Engineering

AIOps: A Self-Healing Mentality

By | | 3 min read


Summary
'AIOps' and 'cognitive operations' are more than just industry buzzwords. They enable self-healing before a problem occurs.

The first time I began watching Minority Report back in 2002, the film’s premise made me optimistic: Crime could be prevented with the help of Precogs, a trio of mutant psychics capable of “previsualizing” crimes and enabling police to stop murderers before they act. What a great utopia!

I quickly realized, however, that this “utopia” was in fact a dystopian nightmare. I left the theater feeling confident that key elements of Minority Report’s bleak future—city-wide placement of iris scanners, for instance—would never come to pass. Fast forward to today, however, and ubiquitous iris-scanning doesn’t seem so far-fetched. Don’t believe me? Simply glance at your smartphone and the device unlocks.

This isn’t dystopian stuff, however. Rather, today’s consumer is enjoying the benefits that machine learning and artificial intelligence provide. From Amazon’s product recommendations to Netflix’s show suggestions to Lyft’s passenger predictions, these services—while not foreseeing crime—greatly enhance the user experience.

The systems that run these next-generation features are vastly complex, ingesting a large corpus of data and continually learning and adapting to help drive different decisions. Similarly, a new enterprise movement is underway to combine machine learning and AI to support IT operations. Gartner calls it “AIOps,” while Forrester favors “Cognitive Operations.”

A Hypothesis-Driven World

Hypothesis-driven analysis is not new to the business world. It impacts the average consumer in many ways, such as when a credit card vendor tweaks its credit-scoring rules to determine who should receive a promotional offer (and you get another packet in your mailbox). Or when the TSA decides to expand or contract its TSA PreCheck program.
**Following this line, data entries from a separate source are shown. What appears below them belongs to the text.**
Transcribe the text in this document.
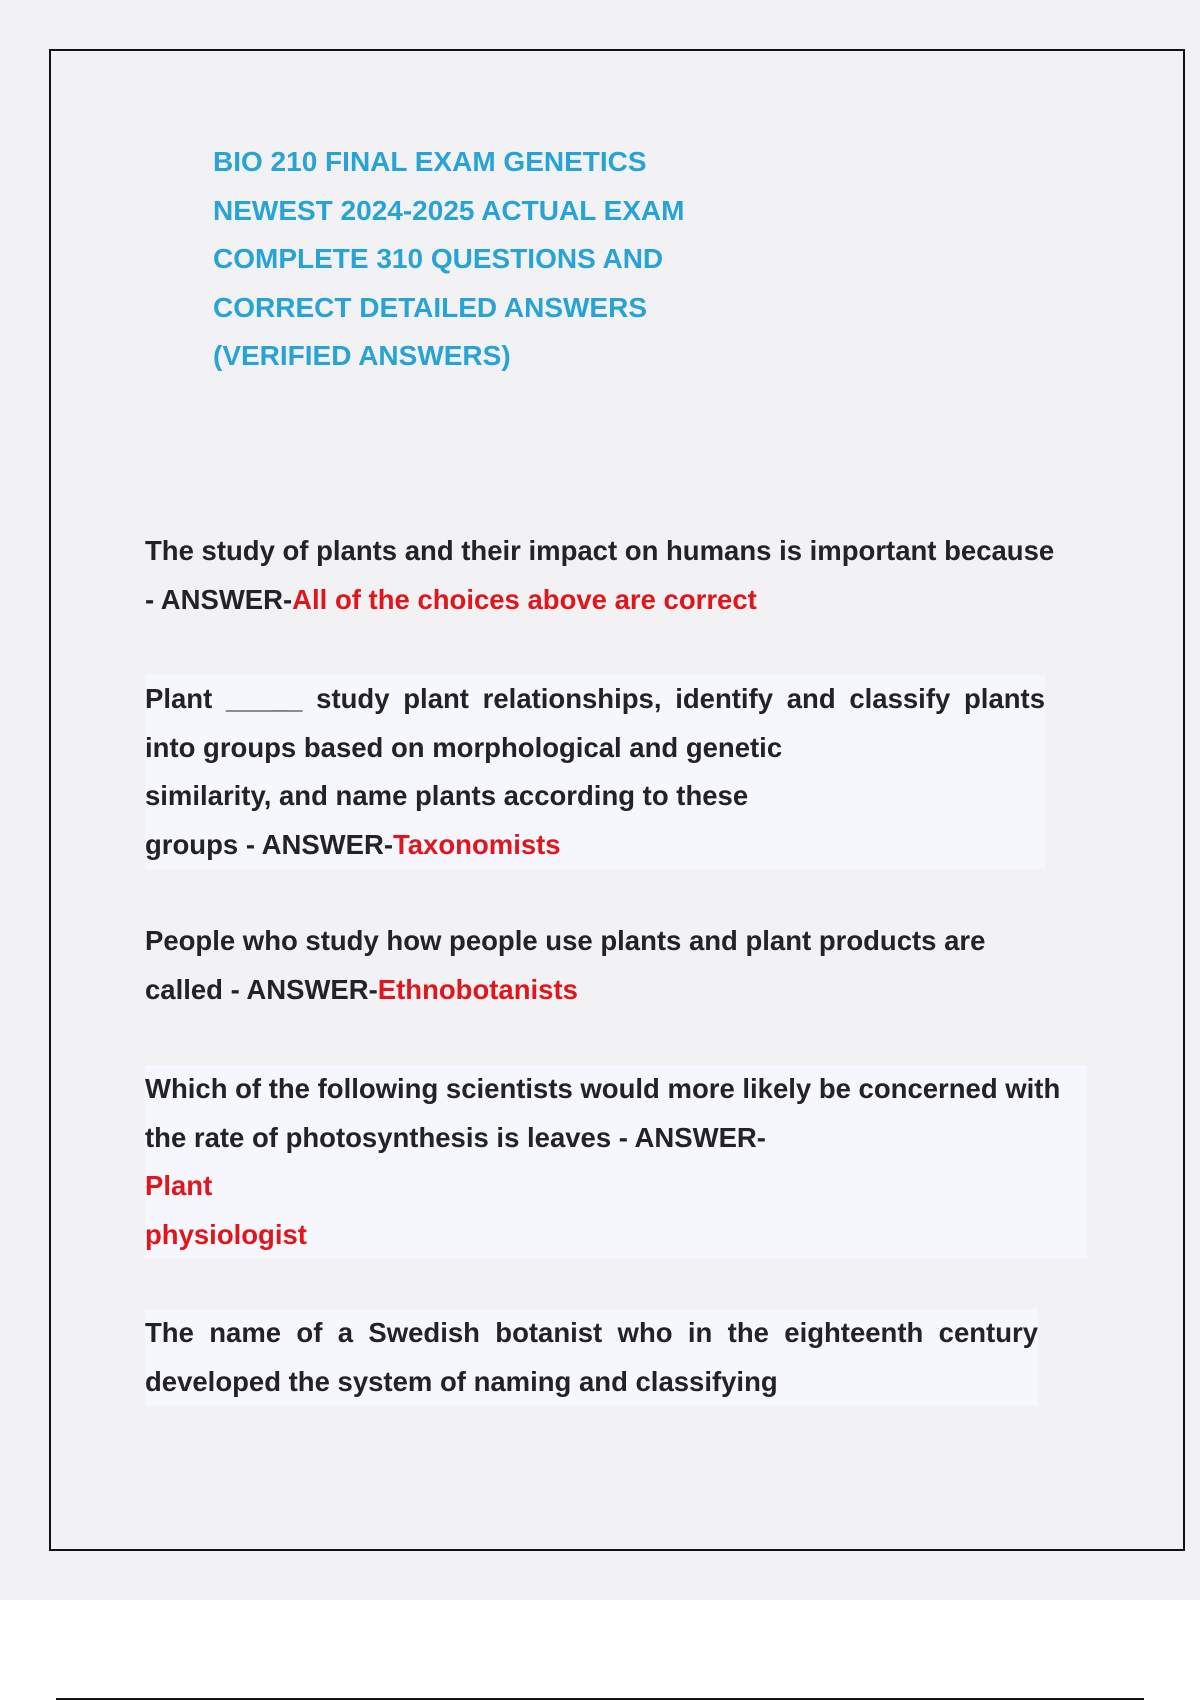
BIO 210 FINAL EXAM GENETICS
NEWEST 2024-2025 ACTUAL EXAM
COMPLETE 310 QUESTIONS AND
CORRECT DETAILED ANSWERS
(VERIFIED ANSWERS)
The study of plants and their impact on humans is important because
- ANSWER-All of the choices above are correct
Plant _____ study plant relationships, identify and classify plants
into groups based on morphological and genetic
similarity, and name plants according to these
groups - ANSWER-Taxonomists
People who study how people use plants and plant products are
called - ANSWER-Ethnobotanists
Which of the following scientists would more likely be concerned with
the rate of photosynthesis is leaves - ANSWER-
Plant
physiologist
The name of a Swedish botanist who in the eighteenth century
developed the system of naming and classifying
Of course, systems with AI/ML are not new to the enterprise. Some parts of the stack, such as intrusion detection, have been using artificial intelligence and machine learning for some time.

But with AIOps, we are entering an age where the entire soup-to-nuts of measuring user sentiment—everything from A/B testing to canary deployment—can be automated. And while there’s a sharp increase in the number of systems that can take action—CI/CD, IaaS, and container orchestrators are particularly well-suited to instruction—the harder part is the conclusions process, which is where AIOps systems will come into play.
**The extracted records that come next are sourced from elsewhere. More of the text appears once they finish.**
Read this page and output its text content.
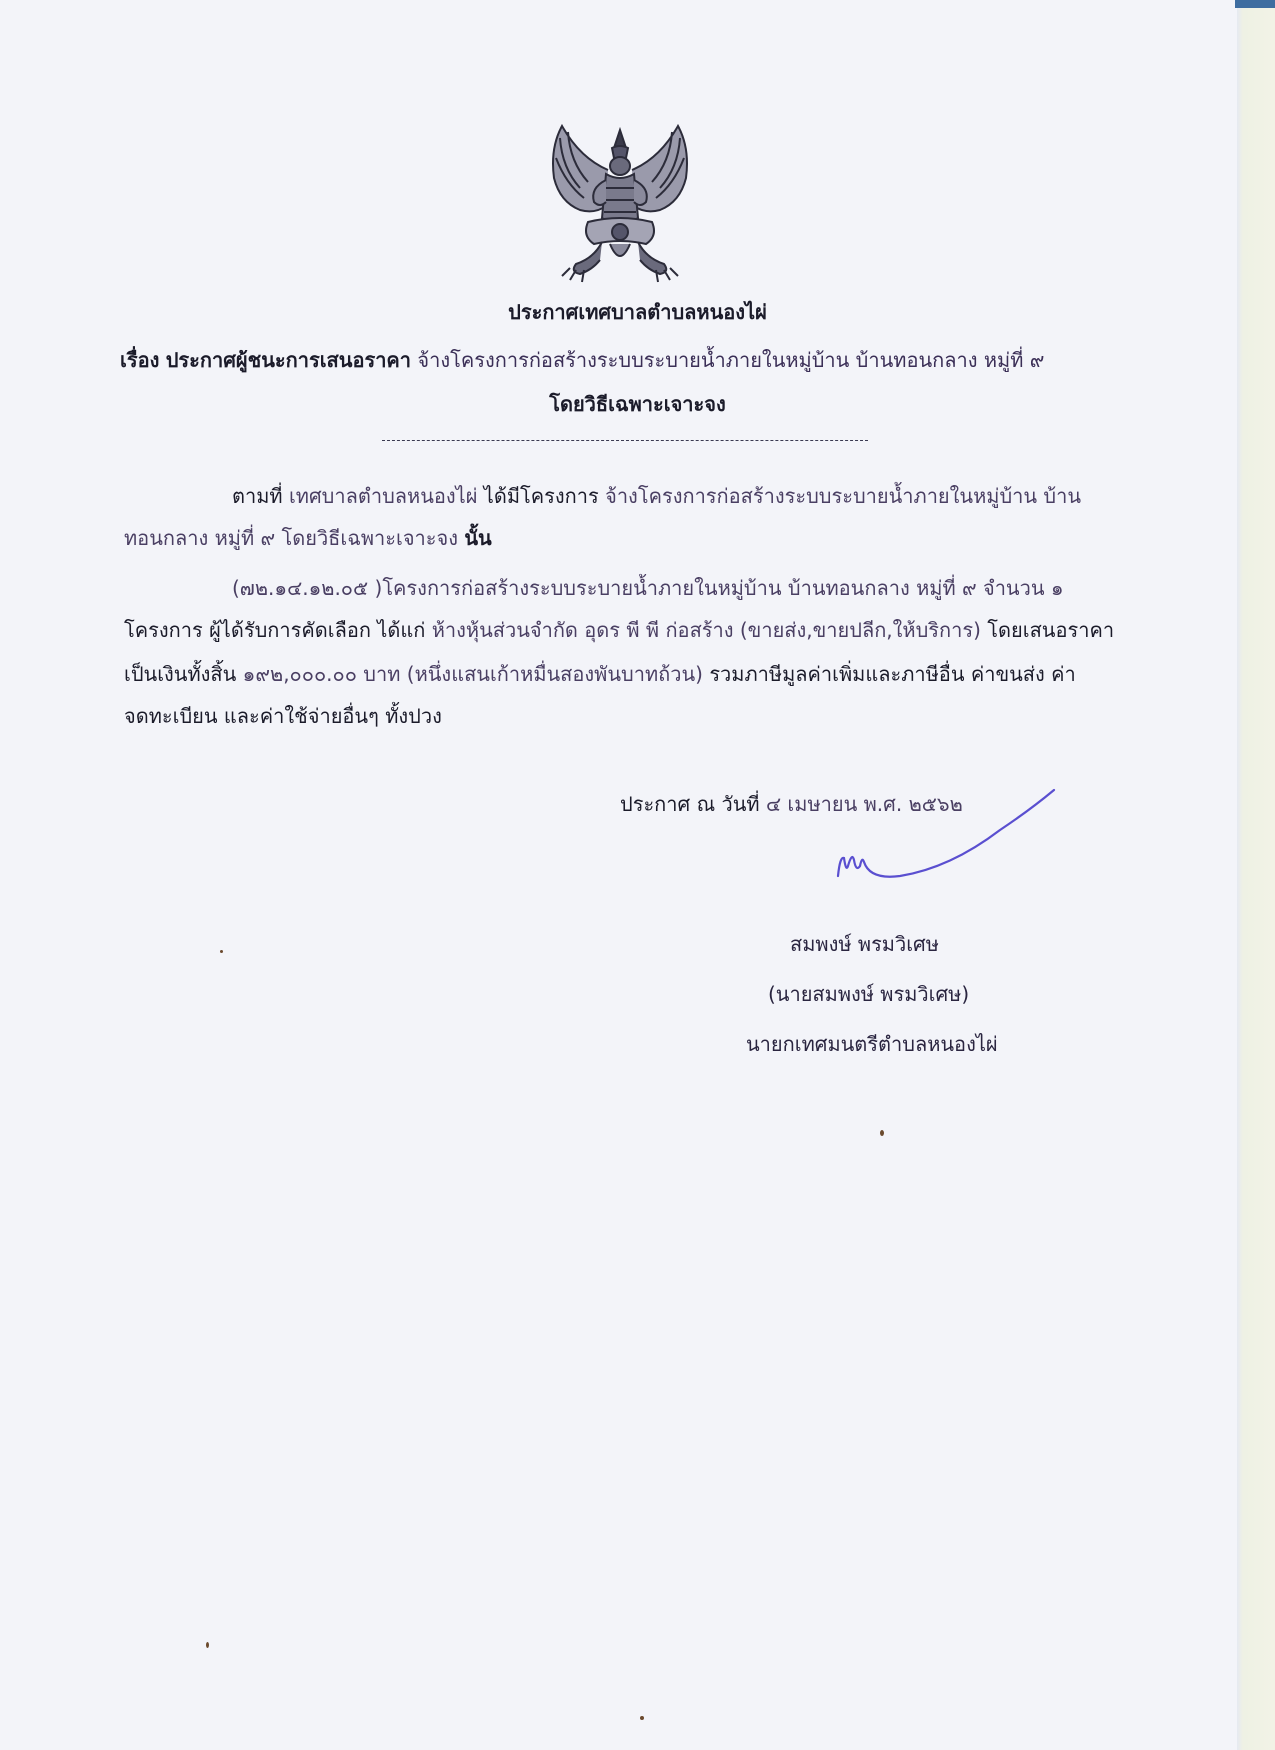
ประกาศเทศบาลตำบลหนองไผ่
เรื่อง ประกาศผู้ชนะการเสนอราคา จ้างโครงการก่อสร้างระบบระบายน้ำภายในหมู่บ้าน บ้านทอนกลาง หมู่ที่ ๙
โดยวิธีเฉพาะเจาะจง
ตามที่ เทศบาลตำบลหนองไผ่ ได้มีโครงการ จ้างโครงการก่อสร้างระบบระบายน้ำภายในหมู่บ้าน บ้าน
ทอนกลาง หมู่ที่ ๙ โดยวิธีเฉพาะเจาะจง นั้น
(๗๒.๑๔.๑๒.๐๕ )โครงการก่อสร้างระบบระบายน้ำภายในหมู่บ้าน บ้านทอนกลาง หมู่ที่ ๙ จำนวน ๑
โครงการ ผู้ได้รับการคัดเลือก ได้แก่ ห้างหุ้นส่วนจำกัด อุดร พี พี ก่อสร้าง (ขายส่ง,ขายปลีก,ให้บริการ) โดยเสนอราคา
เป็นเงินทั้งสิ้น ๑๙๒,๐๐๐.๐๐ บาท (หนึ่งแสนเก้าหมื่นสองพันบาทถ้วน) รวมภาษีมูลค่าเพิ่มและภาษีอื่น ค่าขนส่ง ค่า
จดทะเบียน และค่าใช้จ่ายอื่นๆ ทั้งปวง
ประกาศ ณ วันที่ ๔ เมษายน พ.ศ. ๒๕๖๒
สมพงษ์ พรมวิเศษ
(นายสมพงษ์ พรมวิเศษ)
นายกเทศมนตรีตำบลหนองไผ่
The ability to make dynamic decisions and test multiple hypotheses without administrative intervention is a huge boon to business. In addition to myriad other skills, AIOps platforms could monitor user sentiment in social collaboration tools like Slack, for instance, to determine if some type of action or deeper introspection is required. This action could be something as simple as redeploying with more verbose logging, or tracing for a limited period of time to tune, heal, or even deploy a new version of an application.

AIOps: Precog, But in a Good Way

AIOps and cognitive operations may sound like two more enterprise software buzzwords to bounce around, but their potential should not be dismissed. According to Google’s Site Reliability Engineering workbook, self-healing and auto-healing infrastructures are critically important to the enterprise. What’s important to remember about AIOps and cognitive operations is that they enable self-healing before a problem occurs.
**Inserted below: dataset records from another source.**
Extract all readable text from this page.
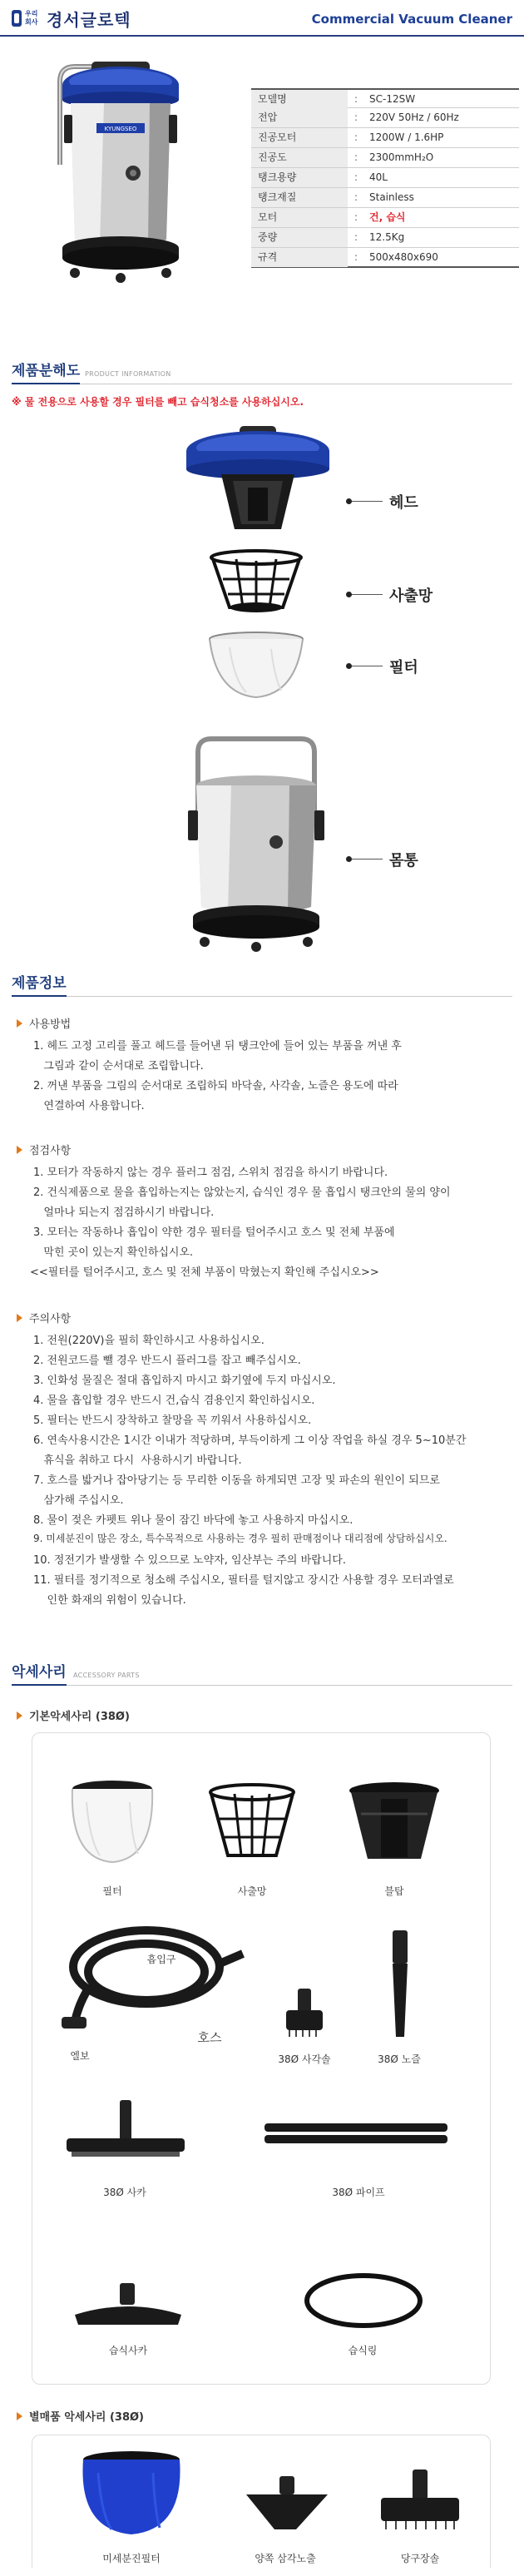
우리
회사 경서글로텍	Commercial Vacuum Cleaner
KYUNGSEO
모델명	: SC-12SW
전압	: 220V 50Hz / 60Hz
진공모터	: 1200W / 1.6HP
진공도	: 2300mmH₂O
탱크용량	: 40L
탱크재질	: Stainless
모터	: 건, 습식
중량	: 12.5Kg
규격	: 500x480x690
제품분해도 PRODUCT INFORMATION
※ 물 전용으로 사용할 경우 필터를 빼고 습식청소를 사용하십시오.
헤드
사출망
필터
몸통
제품정보
사용방법
1. 헤드 고정 고리를 풀고 헤드를 들어낸 뒤 탱크안에 들어 있는 부품을 꺼낸 후
그림과 같이 순서대로 조립합니다.
2. 꺼낸 부품을 그림의 순서대로 조립하되 바닥솔, 사각솔, 노즐은 용도에 따라
연결하여 사용합니다.
점검사항
1. 모터가 작동하지 않는 경우 플러그 점검, 스위치 점검을 하시기 바랍니다.
2. 건식제품으로 물을 흡입하는지는 않았는지, 습식인 경우 물 흡입시 탱크안의 물의 양이
얼마나 되는지 점검하시기 바랍니다.
3. 모터는 작동하나 흡입이 약한 경우 필터를 털어주시고 호스 및 전체 부품에
막힌 곳이 있는지 확인하십시오.
<<필터를 털어주시고, 호스 및 전체 부품이 막혔는지 확인해 주십시오>>
주의사항
1. 전원(220V)을 필히 확인하시고 사용하십시오.
2. 전원코드를 뺄 경우 반드시 플러그를 잡고 빼주십시오.
3. 인화성 물질은 절대 흡입하지 마시고 화기옆에 두지 마십시오.
4. 물을 흡입할 경우 반드시 건,습식 겸용인지 확인하십시오.
5. 필터는 반드시 장착하고 찰망을 꼭 끼워서 사용하십시오.
6. 연속사용시간은 1시간 이내가 적당하며, 부득이하게 그 이상 작업을 하실 경우 5~10분간
휴식을 취하고 다시  사용하시기 바랍니다.
7. 호스를 밟거나 잡아당기는 등 무리한 이동을 하게되면 고장 및 파손의 원인이 되므로
삼가해 주십시오.
8. 물이 젖은 카펫트 위나 물이 잠긴 바닥에 놓고 사용하지 마십시오.
9. 미세분진이 많은 장소, 특수목적으로 사용하는 경우 필히 판매점이나 대리점에 상담하십시오.
10. 정전기가 발생할 수 있으므로 노약자, 임산부는 주의 바랍니다.
11. 필터를 정기적으로 청소해 주십시오, 필터를 털지않고 장시간 사용할 경우 모터과열로
인한 화재의 위험이 있습니다.
악세사리 ACCESSORY PARTS
기본악세사리 (38Ø)
필터	사출망	블탑
흡입구
호스
엘보	38Ø 사각솔	38Ø 노즐
38Ø 사카	38Ø 파이프
습식사카	습식링
별매품 악세사리 (38Ø)
미세분진필터	양쪽 삼각노출	당구장솔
Of course, this new paradigm is no replacement for good development and operation practices. But more often than not, we take on new projects that may be ill-defined, or find ourselves dropped into the middle of a troubled project (or firestorm). In what I call the “fog of development,” no one person has an unobstructed, 360-degree view of the system.

What if the system could deliver automated insights that you could incorporate into your next software release? Having a systematic record of real-world performance and topology—rather than just tribal knowledge—is a huge plus. Similar to the security world having a runtime application self-protection (RASP) platform, engineers should address underlying issues in future versions of the application. In some ways, AIOps and cognitive operations have much in common with the CAMS Model, the core values of the DevOps Movement: culture, automation, measurement and sharing. Wouldn’t it be nice to automate the healing as well?